As far as I can tell this works as expected.
Can you give some details on how you run the Container and what the Reverse Proxy config looks like?
I tried again all morning and still got the same result. I also used fpm.alpine version.
My domain is: survey.my.example.com
Compose file:
version: '2.0'
# networks
# create a network 'limenetwork_compose' in mode 'bridged'
networks:
limenetwork_compose:
driver: bridge
# services
services:
# mariadb
mariadb:
image: mariadb:10.7.8
container_name: limesurvey_mariadb
restart: always
volumes:
- /opt/limesurvey/database:/var/lib/mysql
networks:
limenetwork_compose:
environment:
- "MYSQL_USER=limesurvey"
- "MYSQL_DATABASE=limesurvey"
- "MYSQL_PASSWORD=changeme"
- "MYSQL_ROOT_PASSWORD=changeme"
limesurvey:
build: .
volumes:
- /tmp/upload/surveys:/var/www/html/upload/surveys
- lime:/var/www/html
links:
- mariadb
depends_on:
- mariadb
environment:
- "DB_HOST=mariadb"
- "DB_PASSWORD=changeme"
- "ADMIN_PASSWORD=changeme"
- "DB_TABLE_PREFIX=limesurvey"
networks:
limenetwork_compose:
lime-web:
image: docker.io/nginx:alpine
links:
- limesurvey
depends_on:
- limesurvey
ports:
- "443:443"
volumes:
- ./nginx.conf:/etc/nginx/nginx.conf:ro
- /etc/containers/limesurvey/certs/:/etc/nginx/certs/
- lime:/var/www/html
networks:
limenetwork_compose:
volumes:
lime:
Nginx Config:
worker_processes 1;
error_log /var/log/nginx/error.log warn;
pid /var/run/nginx.pid;
events {
worker_connections 1024;
}
http {
server {
listen 443 ssl http2;
server_name survey.my.example.com;
ssl_certificate /etc/nginx/certs/crt.pem;
ssl_certificate_key /etc/nginx/certs/key.pem;
ssl_protocols TLSv1.2 TLSv1.3;
ssl_prefer_server_ciphers on;
ssl_ciphers "HIGH:!aNULL:!MD5;";
ssl_ecdh_curve secp384r1;
ssl_session_cache shared:SSL:10m;
ssl_session_tickets off;
ssl_stapling off;
ssl_stapling_verify off;
index index.php;
set $host_path "/var/www/html";
include /etc/nginx/mime.types;
root /var/www/html;
charset utf-8;
location / {
try_files $uri /index.php?$args;
}
location ~ ^/(protected|application|framework|themes/\w+/views) {
deny all;
}
location ~ \.(js|css|png|jpg|gif|swf|ico|pdf|mov|fla|zip|rar)$ {
try_files $uri =404;
}
location ~ \.php$ {
fastcgi_split_path_info ^(.+\.php)(.*)$;
try_files $uri index.php;
include fastcgi_params;
fastcgi_index index.php;
fastcgi_pass limesurvey:9000;
fastcgi_param SCRIPT_FILENAME $document_root$fastcgi_script_name;
fastcgi_param SCRIPT_NAME $fastcgi_script_name;
# For Subdomains like https://survey.example.com
fastcgi_param HTTP_HOST survey.my.example.com;
}
}
}
Some result: https://survey.my.example.com works fine. Opening https://survey.my.example.com/admin redirects to http://limesurvey/admin/
I used your nginx.conf (without SSL) and the docker-compose.fpm.alpine.yml from the repo. survey.my.example.com/admin worked alright.

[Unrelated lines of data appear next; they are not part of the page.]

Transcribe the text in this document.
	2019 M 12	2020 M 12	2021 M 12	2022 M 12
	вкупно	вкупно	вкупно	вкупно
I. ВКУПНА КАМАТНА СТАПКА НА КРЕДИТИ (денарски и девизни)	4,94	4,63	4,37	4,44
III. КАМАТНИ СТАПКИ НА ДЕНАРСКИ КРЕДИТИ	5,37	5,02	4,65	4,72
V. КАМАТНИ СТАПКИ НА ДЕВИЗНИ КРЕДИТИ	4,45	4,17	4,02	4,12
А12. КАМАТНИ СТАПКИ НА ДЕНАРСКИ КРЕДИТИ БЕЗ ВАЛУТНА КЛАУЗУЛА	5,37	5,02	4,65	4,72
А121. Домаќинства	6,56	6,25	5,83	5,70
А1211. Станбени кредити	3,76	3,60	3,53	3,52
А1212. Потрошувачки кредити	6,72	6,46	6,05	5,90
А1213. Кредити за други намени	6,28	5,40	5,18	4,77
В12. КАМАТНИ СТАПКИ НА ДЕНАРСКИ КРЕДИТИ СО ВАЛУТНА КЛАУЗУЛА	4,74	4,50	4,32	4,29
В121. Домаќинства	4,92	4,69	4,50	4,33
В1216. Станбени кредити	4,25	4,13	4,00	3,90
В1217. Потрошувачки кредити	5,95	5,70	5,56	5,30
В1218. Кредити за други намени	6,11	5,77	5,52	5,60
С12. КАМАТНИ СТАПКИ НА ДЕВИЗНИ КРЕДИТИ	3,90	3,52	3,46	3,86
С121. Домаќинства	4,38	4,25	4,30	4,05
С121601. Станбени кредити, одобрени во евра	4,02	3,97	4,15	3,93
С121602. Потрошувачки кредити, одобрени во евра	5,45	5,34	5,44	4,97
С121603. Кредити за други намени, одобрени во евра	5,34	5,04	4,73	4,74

Maybe there's some old Containers/Volumes or config lying around and being used? Maybe exec into the Containers and see what's files are being used.
I also tried again with a completely new installation.

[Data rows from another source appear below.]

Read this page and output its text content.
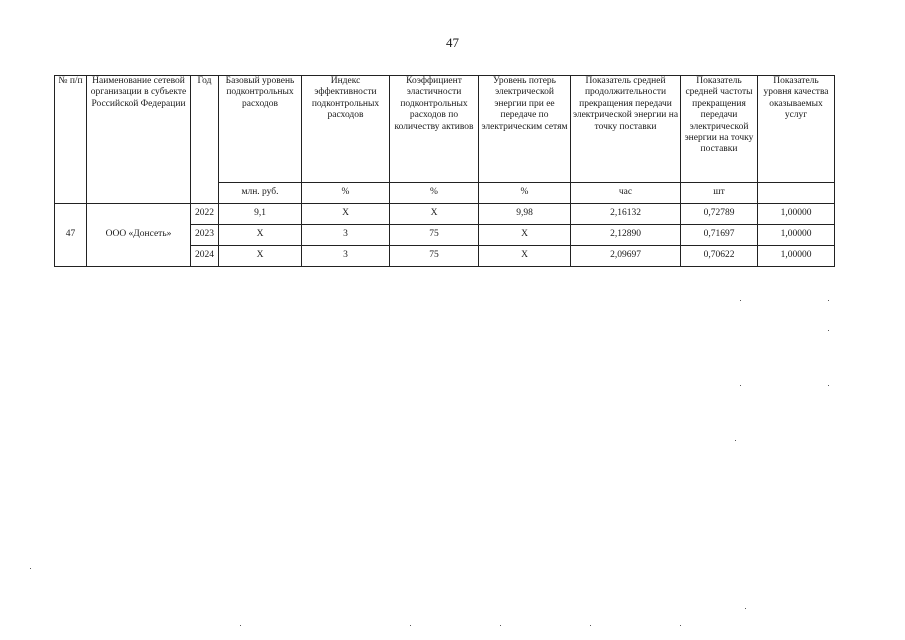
47
№ п/п	Наименование сетевой организации в субъекте Российской Федерации	Год	Базовый уровень подконтрольных расходов	Индекс эффективности подконтрольных расходов	Коэффициент эластичности подконтрольных расходов по количеству активов	Уровень потерь электрической энергии при ее передаче по электрическим сетям	Показатель средней продолжительности прекращения передачи электрической энергии на точку поставки	Показатель средней частоты прекращения передачи электрической энергии на точку поставки	Показатель уровня качества оказываемых услуг
			млн. руб.	%	%	%	час	шт	
47	ООО «Донсеть»	2022	9,1	X	X	9,98	2,16132	0,72789	1,00000
		2023	X	3	75	X	2,12890	0,71697	1,00000
		2024	X	3	75	X	2,09697	0,70622	1,00000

Opening https://survey.my.example.com/admin still does not work after the initial deployment.
But: when I use the complete URL https://survey.my.example.com/index.php/admin/authentication/sa/login everything works as expected and I can log in without any problems.

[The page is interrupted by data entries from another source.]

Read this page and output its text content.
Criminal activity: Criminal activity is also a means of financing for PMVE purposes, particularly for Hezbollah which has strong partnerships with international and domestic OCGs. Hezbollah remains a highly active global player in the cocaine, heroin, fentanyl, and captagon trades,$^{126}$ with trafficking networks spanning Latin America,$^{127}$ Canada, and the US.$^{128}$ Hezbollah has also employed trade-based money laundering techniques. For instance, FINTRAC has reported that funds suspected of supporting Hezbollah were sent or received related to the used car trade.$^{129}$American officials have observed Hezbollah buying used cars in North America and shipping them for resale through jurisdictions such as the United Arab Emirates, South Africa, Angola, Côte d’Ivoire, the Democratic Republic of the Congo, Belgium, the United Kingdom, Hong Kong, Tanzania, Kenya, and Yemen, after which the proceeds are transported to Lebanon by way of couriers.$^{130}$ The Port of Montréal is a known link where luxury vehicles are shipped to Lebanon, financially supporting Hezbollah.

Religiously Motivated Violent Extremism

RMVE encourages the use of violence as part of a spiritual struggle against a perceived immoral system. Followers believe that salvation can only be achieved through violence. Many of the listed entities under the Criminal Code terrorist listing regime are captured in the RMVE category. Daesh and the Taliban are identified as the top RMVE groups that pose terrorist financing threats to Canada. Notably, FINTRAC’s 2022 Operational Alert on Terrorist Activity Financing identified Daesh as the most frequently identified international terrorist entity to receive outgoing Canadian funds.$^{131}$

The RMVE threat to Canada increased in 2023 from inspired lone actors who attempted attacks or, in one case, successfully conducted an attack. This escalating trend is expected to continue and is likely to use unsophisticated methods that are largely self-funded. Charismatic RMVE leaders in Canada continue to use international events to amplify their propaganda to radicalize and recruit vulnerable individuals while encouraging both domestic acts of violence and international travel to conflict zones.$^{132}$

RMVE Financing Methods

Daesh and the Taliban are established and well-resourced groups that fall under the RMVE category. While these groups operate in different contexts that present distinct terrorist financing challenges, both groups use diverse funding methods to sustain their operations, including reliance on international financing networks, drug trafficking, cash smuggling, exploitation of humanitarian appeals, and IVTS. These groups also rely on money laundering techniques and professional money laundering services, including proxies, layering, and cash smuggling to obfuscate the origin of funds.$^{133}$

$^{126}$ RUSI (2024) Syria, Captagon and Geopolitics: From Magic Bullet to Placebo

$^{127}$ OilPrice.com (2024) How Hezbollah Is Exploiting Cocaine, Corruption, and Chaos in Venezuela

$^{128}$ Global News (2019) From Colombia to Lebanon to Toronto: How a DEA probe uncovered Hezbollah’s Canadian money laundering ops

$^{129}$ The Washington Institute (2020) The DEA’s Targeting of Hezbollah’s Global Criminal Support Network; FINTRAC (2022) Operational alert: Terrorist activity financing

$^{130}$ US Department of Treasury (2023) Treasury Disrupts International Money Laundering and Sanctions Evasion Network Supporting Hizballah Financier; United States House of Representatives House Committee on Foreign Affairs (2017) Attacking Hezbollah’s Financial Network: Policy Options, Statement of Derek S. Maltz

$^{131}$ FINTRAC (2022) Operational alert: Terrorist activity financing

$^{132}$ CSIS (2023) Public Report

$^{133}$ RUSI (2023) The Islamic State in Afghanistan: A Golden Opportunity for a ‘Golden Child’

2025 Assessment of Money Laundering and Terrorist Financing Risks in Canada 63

After logging in the redirect for https://survey.my.example.com/admin also works.
Looks like some kind of limesurvey .htaccess problem or something similar.
In short: works for me
Interesting. Thanks for the feedback
Since we now some more insight on this issue and have some working examples I will close this issue.
Thanks everyone for the help and for your feedback!